A Closer Look at IVAAP
In our latest Tech Talk, E&P Visualization in the Cloud, we featured IVAAP, our cloud-enabled visualization and analytics development platform. We showed how it can be used to monitor and analyze well data as a critical part of your digital transformation.
Thierry Danard, our VP of Core Platform Technologies, presented some of the technical aspects of IVAAP, so we asked him a few questions after the talk to dig a bit deeper:
> Hi, Thierry! We already know that you are the brains behind INTViewer, so which part of IVAAP are you responsible for?
I mostly work on the “P” part of IVAAP, the “platform.” IVAAP can be customized fully, both on the browser side and on the backend side. I focus on the backend side, meaning the microservices on the data side.
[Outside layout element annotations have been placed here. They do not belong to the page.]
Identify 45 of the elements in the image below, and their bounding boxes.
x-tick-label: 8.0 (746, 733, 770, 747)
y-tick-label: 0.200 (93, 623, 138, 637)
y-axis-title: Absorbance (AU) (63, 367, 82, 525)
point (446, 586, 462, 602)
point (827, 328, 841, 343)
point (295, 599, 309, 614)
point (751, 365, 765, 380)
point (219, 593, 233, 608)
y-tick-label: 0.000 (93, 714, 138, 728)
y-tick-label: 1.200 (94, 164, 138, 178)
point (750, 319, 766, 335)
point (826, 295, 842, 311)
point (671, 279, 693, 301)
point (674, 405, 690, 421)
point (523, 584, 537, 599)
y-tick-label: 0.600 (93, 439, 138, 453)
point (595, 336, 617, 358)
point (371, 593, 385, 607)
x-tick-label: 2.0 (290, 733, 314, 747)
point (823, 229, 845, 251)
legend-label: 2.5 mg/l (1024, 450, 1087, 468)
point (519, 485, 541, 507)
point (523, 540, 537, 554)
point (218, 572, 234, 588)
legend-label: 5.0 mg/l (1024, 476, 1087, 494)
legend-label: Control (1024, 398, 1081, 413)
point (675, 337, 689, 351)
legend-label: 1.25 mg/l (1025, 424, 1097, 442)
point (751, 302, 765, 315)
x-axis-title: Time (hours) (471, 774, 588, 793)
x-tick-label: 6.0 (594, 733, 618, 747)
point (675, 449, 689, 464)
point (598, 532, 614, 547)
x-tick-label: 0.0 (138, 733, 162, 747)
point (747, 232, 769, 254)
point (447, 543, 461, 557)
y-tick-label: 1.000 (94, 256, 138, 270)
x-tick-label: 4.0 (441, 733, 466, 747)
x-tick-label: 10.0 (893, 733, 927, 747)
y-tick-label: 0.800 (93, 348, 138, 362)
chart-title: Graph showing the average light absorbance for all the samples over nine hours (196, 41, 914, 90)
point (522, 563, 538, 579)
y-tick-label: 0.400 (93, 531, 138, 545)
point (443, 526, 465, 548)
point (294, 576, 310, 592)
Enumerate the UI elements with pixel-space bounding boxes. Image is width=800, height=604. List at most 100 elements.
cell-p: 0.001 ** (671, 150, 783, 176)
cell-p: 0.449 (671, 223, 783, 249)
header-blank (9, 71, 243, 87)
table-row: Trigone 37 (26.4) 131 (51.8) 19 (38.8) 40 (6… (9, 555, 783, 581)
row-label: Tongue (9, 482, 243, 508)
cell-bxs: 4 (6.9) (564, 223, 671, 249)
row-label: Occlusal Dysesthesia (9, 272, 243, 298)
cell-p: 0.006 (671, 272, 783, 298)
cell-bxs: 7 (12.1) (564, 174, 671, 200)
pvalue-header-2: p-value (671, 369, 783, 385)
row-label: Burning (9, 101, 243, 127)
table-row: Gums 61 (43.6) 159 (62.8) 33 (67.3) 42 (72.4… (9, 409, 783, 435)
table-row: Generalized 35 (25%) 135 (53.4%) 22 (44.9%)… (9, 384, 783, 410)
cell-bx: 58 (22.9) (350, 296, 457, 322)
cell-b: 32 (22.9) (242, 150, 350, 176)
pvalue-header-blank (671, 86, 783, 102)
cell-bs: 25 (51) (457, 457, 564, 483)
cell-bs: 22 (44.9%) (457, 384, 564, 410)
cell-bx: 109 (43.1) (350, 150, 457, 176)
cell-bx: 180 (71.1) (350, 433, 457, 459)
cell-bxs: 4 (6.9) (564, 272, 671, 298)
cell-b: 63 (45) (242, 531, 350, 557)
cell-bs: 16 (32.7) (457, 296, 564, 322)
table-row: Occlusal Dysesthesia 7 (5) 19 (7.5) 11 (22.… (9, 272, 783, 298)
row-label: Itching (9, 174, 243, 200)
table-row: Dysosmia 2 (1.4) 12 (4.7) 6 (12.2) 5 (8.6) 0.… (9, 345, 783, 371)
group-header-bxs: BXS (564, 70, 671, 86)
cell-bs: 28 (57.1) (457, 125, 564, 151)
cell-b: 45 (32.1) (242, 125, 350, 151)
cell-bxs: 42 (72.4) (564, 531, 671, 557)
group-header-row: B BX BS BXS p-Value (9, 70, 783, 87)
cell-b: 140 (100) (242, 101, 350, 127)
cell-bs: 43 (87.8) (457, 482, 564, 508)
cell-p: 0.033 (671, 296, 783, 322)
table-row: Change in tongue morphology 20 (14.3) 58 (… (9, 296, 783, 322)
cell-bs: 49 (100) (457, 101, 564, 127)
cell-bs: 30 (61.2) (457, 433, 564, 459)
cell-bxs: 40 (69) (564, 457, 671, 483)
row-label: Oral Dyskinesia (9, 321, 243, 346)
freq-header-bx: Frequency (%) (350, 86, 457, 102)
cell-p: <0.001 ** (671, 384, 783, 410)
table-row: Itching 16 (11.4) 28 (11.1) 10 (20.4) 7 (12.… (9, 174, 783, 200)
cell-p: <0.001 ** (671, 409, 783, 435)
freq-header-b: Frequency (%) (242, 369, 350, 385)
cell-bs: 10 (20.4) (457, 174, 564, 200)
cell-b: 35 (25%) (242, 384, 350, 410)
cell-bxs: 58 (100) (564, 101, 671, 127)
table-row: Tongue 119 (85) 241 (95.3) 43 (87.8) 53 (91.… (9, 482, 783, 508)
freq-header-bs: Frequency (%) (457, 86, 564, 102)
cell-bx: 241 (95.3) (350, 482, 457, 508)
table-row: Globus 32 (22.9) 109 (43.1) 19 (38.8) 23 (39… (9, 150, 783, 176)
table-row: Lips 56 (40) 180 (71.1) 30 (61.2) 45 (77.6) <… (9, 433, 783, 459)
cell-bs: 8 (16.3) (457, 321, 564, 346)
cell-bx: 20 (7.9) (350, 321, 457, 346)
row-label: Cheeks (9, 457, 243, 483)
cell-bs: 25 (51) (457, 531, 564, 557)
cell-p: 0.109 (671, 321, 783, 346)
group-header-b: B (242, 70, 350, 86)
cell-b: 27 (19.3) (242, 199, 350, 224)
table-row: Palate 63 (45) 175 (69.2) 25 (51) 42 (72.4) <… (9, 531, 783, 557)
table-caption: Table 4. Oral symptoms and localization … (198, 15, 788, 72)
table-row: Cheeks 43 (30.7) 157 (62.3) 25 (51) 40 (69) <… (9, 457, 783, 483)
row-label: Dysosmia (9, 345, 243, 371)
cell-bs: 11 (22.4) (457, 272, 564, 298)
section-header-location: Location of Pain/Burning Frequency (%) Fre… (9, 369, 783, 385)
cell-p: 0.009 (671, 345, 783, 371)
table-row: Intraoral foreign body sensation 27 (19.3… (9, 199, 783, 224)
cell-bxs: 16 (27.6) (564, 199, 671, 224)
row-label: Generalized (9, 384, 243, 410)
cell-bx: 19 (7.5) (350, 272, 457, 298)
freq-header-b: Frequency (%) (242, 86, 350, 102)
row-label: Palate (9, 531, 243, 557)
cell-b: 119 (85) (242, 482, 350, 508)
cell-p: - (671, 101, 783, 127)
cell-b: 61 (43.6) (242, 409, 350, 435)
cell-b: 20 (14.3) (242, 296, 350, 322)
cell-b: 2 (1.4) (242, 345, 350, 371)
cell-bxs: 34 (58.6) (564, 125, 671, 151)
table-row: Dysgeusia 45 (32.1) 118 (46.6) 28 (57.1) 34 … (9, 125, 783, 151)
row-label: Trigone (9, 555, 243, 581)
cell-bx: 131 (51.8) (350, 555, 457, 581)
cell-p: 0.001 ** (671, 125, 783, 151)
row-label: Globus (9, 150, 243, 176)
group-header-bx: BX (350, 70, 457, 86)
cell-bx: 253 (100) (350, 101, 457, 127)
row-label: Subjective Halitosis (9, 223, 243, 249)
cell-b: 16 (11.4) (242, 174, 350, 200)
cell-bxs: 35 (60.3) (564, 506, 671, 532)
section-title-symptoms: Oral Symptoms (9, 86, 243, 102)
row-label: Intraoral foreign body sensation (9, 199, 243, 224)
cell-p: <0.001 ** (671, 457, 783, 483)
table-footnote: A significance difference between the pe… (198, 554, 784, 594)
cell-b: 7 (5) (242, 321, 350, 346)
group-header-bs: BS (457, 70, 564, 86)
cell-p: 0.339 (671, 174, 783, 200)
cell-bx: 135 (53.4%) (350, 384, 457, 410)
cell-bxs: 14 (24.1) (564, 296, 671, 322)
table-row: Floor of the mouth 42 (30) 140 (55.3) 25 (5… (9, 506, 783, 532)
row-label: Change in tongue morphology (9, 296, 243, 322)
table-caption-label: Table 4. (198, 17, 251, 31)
> What makes the IVAAP platform unique?
IVAAP comes with a Software Development Kit (SDK) so geoscience developers can tailor our solution to their needs. Developing solutions for the cloud is hard. We want to facilitate the work of these developers. The SDK is designed to ease the challenges developers face when developing distributed solutions.
But developers are not the only customers of IVAAP within IT. Deploying cloud solutions is also hard, and infrastructure folks want options when it comes to deployment. We made the IVAAP platform container-agnostic so that it can be deployed in a highly distributed environment or using standalone servers without changes: This is the same microservice code running.
IVAAP is unique because it bridges the gap between the business and IT: It provides a common platform that both sides can embrace, not just end-users.
> Can you give us examples of containers that IVAAP works on?
The most widely used container for the IVAAP backend is Play. This is a high-velocity web framework designed to run on multiple machines, in a distributed fashion.
Another one is Apache Tomcat, the most widely used standalone Java application server. Other well-known JavaEE application servers are Oracle Glassfish and WebLogic.
> Why might a developer choose Tomcat over Play?
Not every customer has a network of machines to dedicate to well monitoring or analysis. Depending on what you use IVAAP for, you might not need distributed processing.
But developers also benefit. Developers can use the Integrated Development Environment (IDE) that they already use; it already works with Tomcat. No need to use a special environment, no need to install special plugins or to configure several servers. Developers can be productive from day one. The promise of IVAAP is to accelerate the delivery of geoscience, drilling and production cloud-enabled solutions. You can’t accelerate these deliveries unless your developers are productive.
> How does the SDK help developers create distributed microservices?
The IVAAP backend API makes a large use of the Akka library. Akka is a toolkit for building highly concurrent, distributed applications. The core Java programming model makes it very difficult for cloud developers to implement distributed processing. The Akka library addresses this concern with its simple model based on actors and messages.
Akka and Play are designed to work together. When Akka code is deployed in Play, you can sustain heavy loads. For example, the Akka actor system might decide to delegate individual processing units to one or several machines. This is virtually transparent to the developer as this is a behavior that depends on the state of each server.
> How does the SDK help developers create efficient microservices?
The API of the SDK is designed from the ground up to favor asynchronous execution over synchronous execution.
Synchronous code tends to reserve lots of resources just to wait for an answer. Asynchronous code doesn’t reserve these resources while a long processing task is being performed. Less CPU and less memory usage means more processing power for each deployed server, allowing your solution to perform under heavy loads.
> What’s coming next for the IVAAP backend?
Now that we made it easy to add new data sources and new microservices, we are adding connectivity to even more data repositories, such as OSISoft PI, Procount, or Peloton. This is a typical use case of the backend API. We have cleanly separated the microservices and data access parts. Now it’s just a matter of plugging additional data sources.